Por Renato Marques
É quaresma! Tempo sagrado de estadia no deserto, no monte, na noite. Tempo necessário para percorrer um caminho, para poder chegar à liberdade plena de todos os nossos pecados e faltas. Muitos param no tempo sem compreender que não se pode aproximar de Deus sem passar um longo “período de quarentena”, para contemplar o rosto luminoso de Deus.
Jesus é conduzido ao deserto e passa quarenta dias. É bom ver que o Espirito o levou para ser tentado, o tempo favorável chegou para que Ele saísse vitorioso da tentação e iniciasse o seu ministério de anúncio da boa nova. A quaresma é também uma preparação; são quarenta dias de preparação, de conversão e penitência, da “passagem do pecado para a vida”, que se revela no acontecimento Pascal.
Quaresma é tempo de conversão! Tempo de mudar de vida.
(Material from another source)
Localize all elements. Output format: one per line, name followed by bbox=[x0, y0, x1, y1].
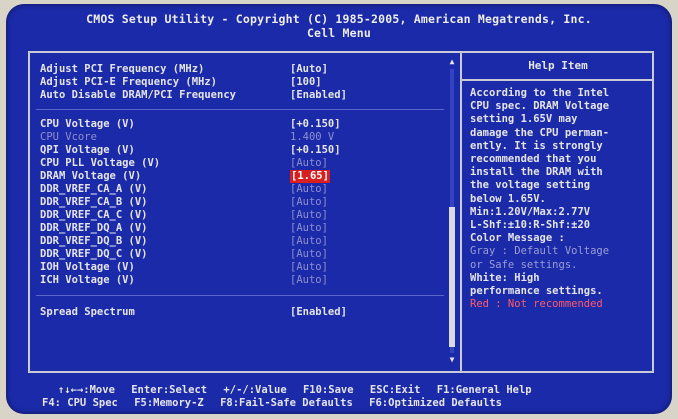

Muito se fala de conversão e pouco se vive, mas a quaresma é tempo oportuno para entrar em um processo verdadeiro de conversão, que não acontece somente em um dia, uma semana ou quarenta dias, mas deve acontecer constantemente.
Quaresma é tempo de penitência e de purificação. Hoje não deve ser entendida como vemos em alguns filmes ou escutamos algumas pessoas falarem, como sinônimo de sofrimento do próprio corpo ou dos outros, mas de algo que nos aproxima de Deus e dos irmãos. Eis o tempo favorável! Fazemos jejuns, penitencias e orações, mas anos passam e novamente voltamos à estaca zero. A exemplo de Jesus é preciso levar a sério a proposta da Sagrada Escritura, não ficar somente em busca de milagres e falsas promessas de prosperidade.
É tempo de amar e perdoar, é um tempo de graça, um sacramento; somos chamados a viver a nossa purificação. É preciso nos preparar para irmos ao encontro de Deus. Passemos, pois pelo deserto de nossa vida, na confiança de que Deus está conosco, agindo pelo seu Espirito de amor. É no deserto que devemos experimentar a nossa fragilidade humana e sentir tentados por tantas realidades que nos afastam de Deus. Não podemos deixar ser vencidos pelo prazer, pelo ter e pelo poder. É preciso enfrentar o deserto da vida e defrontar com o diabo para sairmos vitoriosos, assim como Jesus. Só assim podemos anunciar a boa nova e nos tornarmos mais sensíveis às realidades em que estamos inseridos.